Quanto al “piccolo”.

Quella degli “Assistenti Civici” non mi pare affatto una buona idea.
Non perché la prospettiva di un impegno organizzato dei cittadini per una funzione di interesse comunitario sia sbagliata: anzi.
Il problema è che qui di “volontariato” nel vero senso del termine non si vede manco l’ombra.
Esso è infatti espressione libera (e assolutamente gratuita) del tessuto sociale ed esiste solo se in simbiosi con le comunità territoriali. Deve essere basato su motivazioni profonde, formato ed organizzato.

Non si può indire un “bando statale” per volontari: è un ossimoro.
Ciò risulta ancor più strampalato se lo si pensa nell’ambito della Protezione Civile.
La quale – come ci ha insegnato il compianto “Maestro” Zamberletti – deve respirare con due polmoni: quello di una snella ed efficiente struttura pubblica (statale, regionale e comunale secondo il principio della sussidiarietà) e quello di un volontariato organizzato e riconosciuto, sul modello – aggiungeva – di quei territori italiani che ancora conservano le tradizioni dell’impero austro-ungarico fondate sui Corpi Comunali Volontari dei Vigili del Fuoco. I reclutamenti estemporanei, avulsi dalla rete comunitaria e, tra l’altro, equivoci sotto il profilo della gratuità non fanno parte di questa logica.

Sarebbe invece necessario perseguire la prospettiva indicata da Zamberletti . Ma la strada è tutt’altro che quella ipotizzata.
Occorrerebbe piuttosto, in primo luogo, valorizzare e potenziare la rete delle organizzazioni del volontariato di Protezione Civile oggi esistente nei vari territori, pur se purtroppo a macchia di leopardo ed investire sul ruolo centrale dei Comuni e delle Regioni.
E, in una logica di medio periodo, investire sulla formazione dei volontari e sulla loro organizzazione, anche attraverso una nuova definizione giuridica che li identifichi non come “tappabuchi”, ma come parte essenziale ed integrante del sistema della Protezione Civile, con la stessa dignità delle strutture permanenti.

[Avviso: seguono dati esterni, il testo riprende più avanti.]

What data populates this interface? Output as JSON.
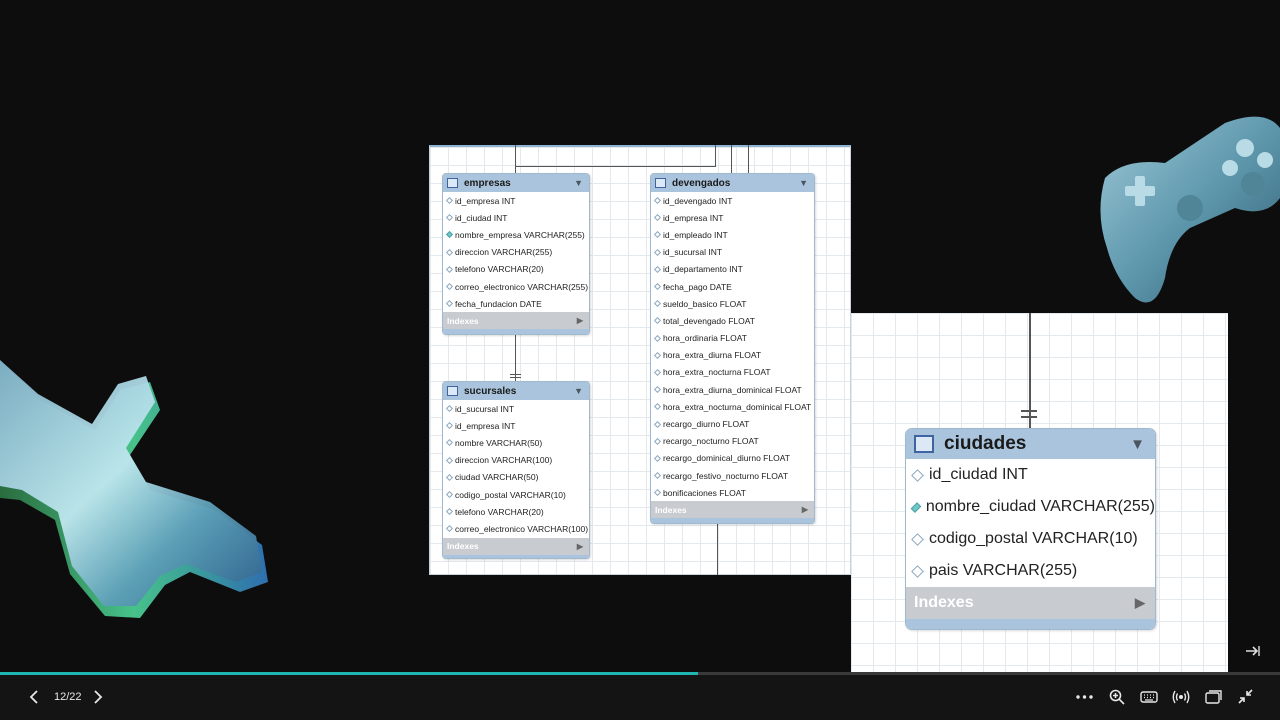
{
  "slide": {
    "counter": "12/22",
    "progress_fraction": 0.545
  },
  "diagram": {
    "indexes_label": "Indexes",
    "tables": {
      "empresas": {
        "name": "empresas",
        "columns": [
          {
            "text": "id_empresa INT",
            "fk": false
          },
          {
            "text": "id_ciudad INT",
            "fk": false
          },
          {
            "text": "nombre_empresa VARCHAR(255)",
            "fk": true
          },
          {
            "text": "direccion VARCHAR(255)",
            "fk": false
          },
          {
            "text": "telefono VARCHAR(20)",
            "fk": false
          },
          {
            "text": "correo_electronico VARCHAR(255)",
            "fk": false
          },
          {
            "text": "fecha_fundacion DATE",
            "fk": false
          }
        ]
      },
      "sucursales": {
        "name": "sucursales",
        "columns": [
          {
            "text": "id_sucursal INT",
            "fk": false
          },
          {
            "text": "id_empresa INT",
            "fk": false
          },
          {
            "text": "nombre VARCHAR(50)",
            "fk": false
          },
          {
            "text": "direccion VARCHAR(100)",
            "fk": false
          },
          {
            "text": "ciudad VARCHAR(50)",
            "fk": false
          },
          {
            "text": "codigo_postal VARCHAR(10)",
            "fk": false
          },
          {
            "text": "telefono VARCHAR(20)",
            "fk": false
          },
          {
            "text": "correo_electronico VARCHAR(100)",
            "fk": false
          }
        ]
      },
      "devengados": {
        "name": "devengados",
        "columns": [
          {
            "text": "id_devengado INT",
            "fk": false
          },
          {
            "text": "id_empresa INT",
            "fk": false
          },
          {
            "text": "id_empleado INT",
            "fk": false
          },
          {
            "text": "id_sucursal INT",
            "fk": false
          },
          {
            "text": "id_departamento INT",
            "fk": false
          },
          {
            "text": "fecha_pago DATE",
            "fk": false
          },
          {
            "text": "sueldo_basico FLOAT",
            "fk": false
          },
          {
            "text": "total_devengado FLOAT",
            "fk": false
          },
          {
            "text": "hora_ordinaria FLOAT",
            "fk": false
          },
          {
            "text": "hora_extra_diurna FLOAT",
            "fk": false
          },
          {
            "text": "hora_extra_nocturna FLOAT",
            "fk": false
          },
          {
            "text": "hora_extra_diurna_dominical FLOAT",
            "fk": false
          },
          {
            "text": "hora_extra_nocturna_dominical FLOAT",
            "fk": false
          },
          {
            "text": "recargo_diurno FLOAT",
            "fk": false
          },
          {
            "text": "recargo_nocturno FLOAT",
            "fk": false
          },
          {
            "text": "recargo_dominical_diurno FLOAT",
            "fk": false
          },
          {
            "text": "recargo_festivo_nocturno FLOAT",
            "fk": false
          },
          {
            "text": "bonificaciones FLOAT",
            "fk": false
          }
        ]
      },
      "ciudades": {
        "name": "ciudades",
        "columns": [
          {
            "text": "id_ciudad INT",
            "fk": false
          },
          {
            "text": "nombre_ciudad VARCHAR(255)",
            "fk": true
          },
          {
            "text": "codigo_postal VARCHAR(10)",
            "fk": false
          },
          {
            "text": "pais VARCHAR(255)",
            "fk": false
          }
        ]
      }
    }
  },
  "icons": {
    "prev": "chevron-left-icon",
    "next": "chevron-right-icon",
    "more": "more-horizontal-icon",
    "zoom": "zoom-in-icon",
    "keyboard": "keyboard-icon",
    "broadcast": "broadcast-icon",
    "pip": "picture-in-picture-icon",
    "exit_fullscreen": "exit-fullscreen-icon",
    "side_arrow": "arrow-right-icon"
  },
  "colors": {
    "accent": "#1fb5b0",
    "table_header": "#a9c4dc",
    "fk_marker": "#6fc7c9"
  }
}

Come avviene in alcune (rare) Regioni e Provincie Autonome italiane e come invece è realtà consolidata in mezza Europa.
Non è con questa iniziativa equivoca e pasticciata degli Assistenti Civili che si percorre tale strada.

Quanto al “grande”.

Anche questa vicenda – che in se può essere considerata come marginale nel mare dei problemi del Paese – è però indicativa di un problema di “orientamento” della politica attuale.

Mancano paradigmi di cultura politica e di concezione delle istituzioni capaci di collocare le scelte (piccole e grandi) in un orizzonte che abbia senso compiuto e coerente.
Cresce la percezione della mancanza di un “centro” inteso – come giustamente scrive sul Domaniditalia Lucio D’Ubaldo – non come furbesca attitudine all’equidistanza tra la destra e la sinistra, magari sintonizzata sul radar della convenienza di potere, ma come fondamento di una prospettiva di governo equilibrato e progressivo dei fenomeni sociali e politici. Secondo i principi di una democrazia “comunitaria” (non fondata cioè sul primato dell’individualismo, ma su quello del personalismo comunitario che si esprime nella ricchezza plurale delle formazioni sociali e civili) e orientata alla giustizia sociale (non “neutra”, cioè, rispetto alla questione fondamentale della disuguaglianza e alle conseguenze della pura logica del mercato).

È alla ricostruzione di un “centro” così concepito (ma, spero proprio, così “non” denominato) che la cultura politica del popolarismo- oggi dispersa, in parte essa stessa spiazzata dai cambiamenti e in parte insonnolita e sconnessa con i propri mondi vitali – deve dare il proprio peculiare contributo, con una propria “piattaforma” e con il coraggio di nuovi linguaggi, nuove leadership, nuove forme organizzate.